目的:剖析干扰素 α (IFN-α) 介导的 T 细胞重塑的潜在机制对于实现慢性乙型肝炎 (CHB) 患者的最佳治疗反应是必不可少的。然而,在这个过程中对 B 细胞知之甚少。本研究旨在阐明 B 细胞在 IFN-α 介导的抗乙型肝炎病毒 (HBV) 细胞免疫中的作用。
方法:在 B 细胞缺陷小鼠模型中研究 B 细胞对 IFN-α 介导的 T 细胞反应的影响,并通过 HBV 和 IFN-α 质粒流体动力学注射。进行单细胞 RNA 测序以剖析 B 细胞和 T 细胞亚群之间的串扰以及来自 IFN-α 治疗的 CHB 患者的纵向血液样本的潜在分子和途径特征。
结果:B 细胞耗竭损害了功能性 T 细胞亚群,包括 HBV 特异性 CD8+ T 细胞,并导致 HBV 清除延迟。 IFN-α 治疗增强了 HBV 特异性 CD8+ T 细胞的反应,而这种作用在 B 细胞缺陷小鼠中消失了。潜在机制与 IFN-α 增强的 B 细胞与 T 细胞的连接有关,这是由 B 细胞中的抗原呈递和共刺激功能介导的。
Interferon α facilitates anti-HBV cellular immune response in a B cell-dependent manner
Shihong Zhong 1 , Qiong Li 1 , Chunhua Wen 1 , Yifan Li 1 , Yang Zhou 1 , Zihan Jin 1 , Guofu Ye 1 , Yanda Zhao 2 , Jinlin Hou 3 , Yongyin Li 4 , Libo Tang 5
Affiliations
Affiliations
1
State Key Laboratory of Organ Failure Research, Guangdong Provincial Key Laboratory of Viral Hepatitis Research, Department of Infectious Diseases, Nanfang Hospital, Southern Medical University, Guangzhou, China.
2
School of Basic Medical Sciences, Southern Medical University, Guangzhou, China.
3
State Key Laboratory of Organ Failure Research, Guangdong Provincial Key Laboratory of Viral Hepatitis Research, Department of Infectious Diseases, Nanfang Hospital, Southern Medical University, Guangzhou, China. Electronic address: [email protected].
4
State Key Laboratory of Organ Failure Research, Guangdong Provincial Key Laboratory of Viral Hepatitis Research, Department of Infectious Diseases, Nanfang Hospital, Southern Medical University, Guangzhou, China. Electronic address: [email protected].
5
State Key Laboratory of Organ Failure Research, Guangdong Provincial Key Laboratory of Viral Hepatitis Research, Department of Infectious Diseases, Nanfang Hospital, Southern Medical University, Guangzhou, China. Electronic address: [email protected].
Objectives: Dissecting the underlying mechanism of T cells remodeling mediated by interferon α (IFN-α) is indispensable for achieving an optimum therapeutic response in chronic hepatitis B (CHB) patients. However, little is known about B cells in this process. This study aims to elucidate the roles of B cells in IFN-α-mediated anti-hepatitis B virus (HBV) cellular immunity.
Method: The effects of B cells on IFN-α-mediated T cell response were investigated in B cell-deficient mouse model with HBV and IFN-α plasmid hydrodynamic injection. Single-cell RNA sequencing was performed to dissect the crosstalk among B cell and T cell subsets and the underlying molecule and pathway signatures on longitudinal blood samples from IFN-α-treated CHB patients.
Results: B cell depletion impaired the functional T cell subsets, including HBV-specific CD8+ T cells, and engendered a delayed HBV clearance. IFN-α treatment boosted the response of HBV-specific CD8+ T cells, whereas such effects disappeared in B cell-deficient mice. The underlying mechanisms were associated with IFN-α-reinforced connections of B cells toward T cells as mediated by the antigen presentation and costimulatory functions in B cells.

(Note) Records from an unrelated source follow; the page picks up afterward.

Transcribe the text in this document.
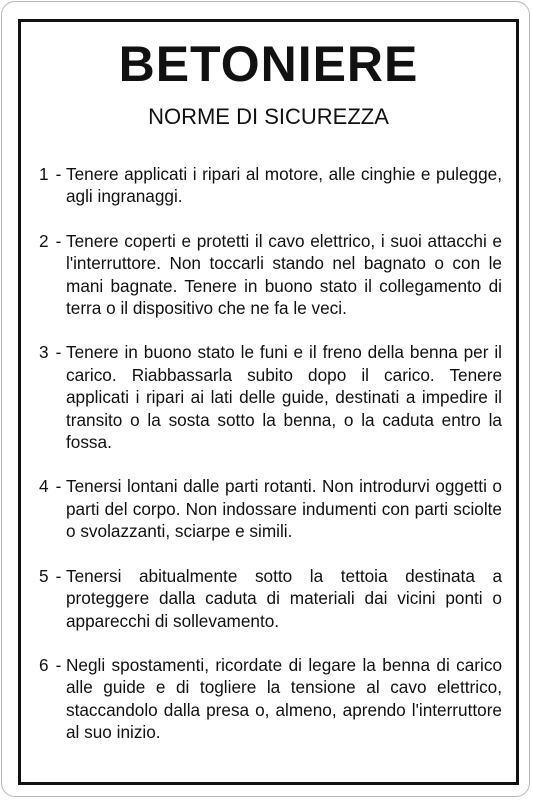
BETONIERE
NORME DI SICUREZZA
1 - Tenere applicati i ripari al motore, alle cinghie e pulegge, agli ingranaggi.
2 - Tenere coperti e protetti il cavo elettrico, i suoi attacchi e l'interruttore. Non toccarli stando nel bagnato o con le mani bagnate. Tenere in buono stato il collegamento di terra o il dispositivo che ne fa le veci.
3 - Tenere in buono stato le funi e il freno della benna per il carico. Riabbassarla subito dopo il carico. Tenere applicati i ripari ai lati delle guide, destinati a impedire il transito o la sosta sotto la benna, o la caduta entro la fossa.
4 - Tenersi lontani dalle parti rotanti. Non introdurvi oggetti o parti del corpo. Non indossare indumenti con parti sciolte o svolazzanti, sciarpe e simili.
5 - Tenersi abitualmente sotto la tettoia destinata a proteggere dalla caduta di materiali dai vicini ponti o apparecchi di sollevamento.
6 - Negli spostamenti, ricordate di legare la benna di carico alle guide e di togliere la tensione al cavo elettrico, staccandolo dalla presa o, almeno, aprendo l'interruttore al suo inizio.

Conclusion: IFN-α orchestrates protective HBV-specific cellular immunity in a B cell-dependent manner.
Keywords: B cell; Cellular immunity; Hepatitis B virus; IFN-α; T cell.
Declaration of competing interest The authors declare that the research was conducted without any commercial or financial relationships that could be construed as a potential conflict of interest.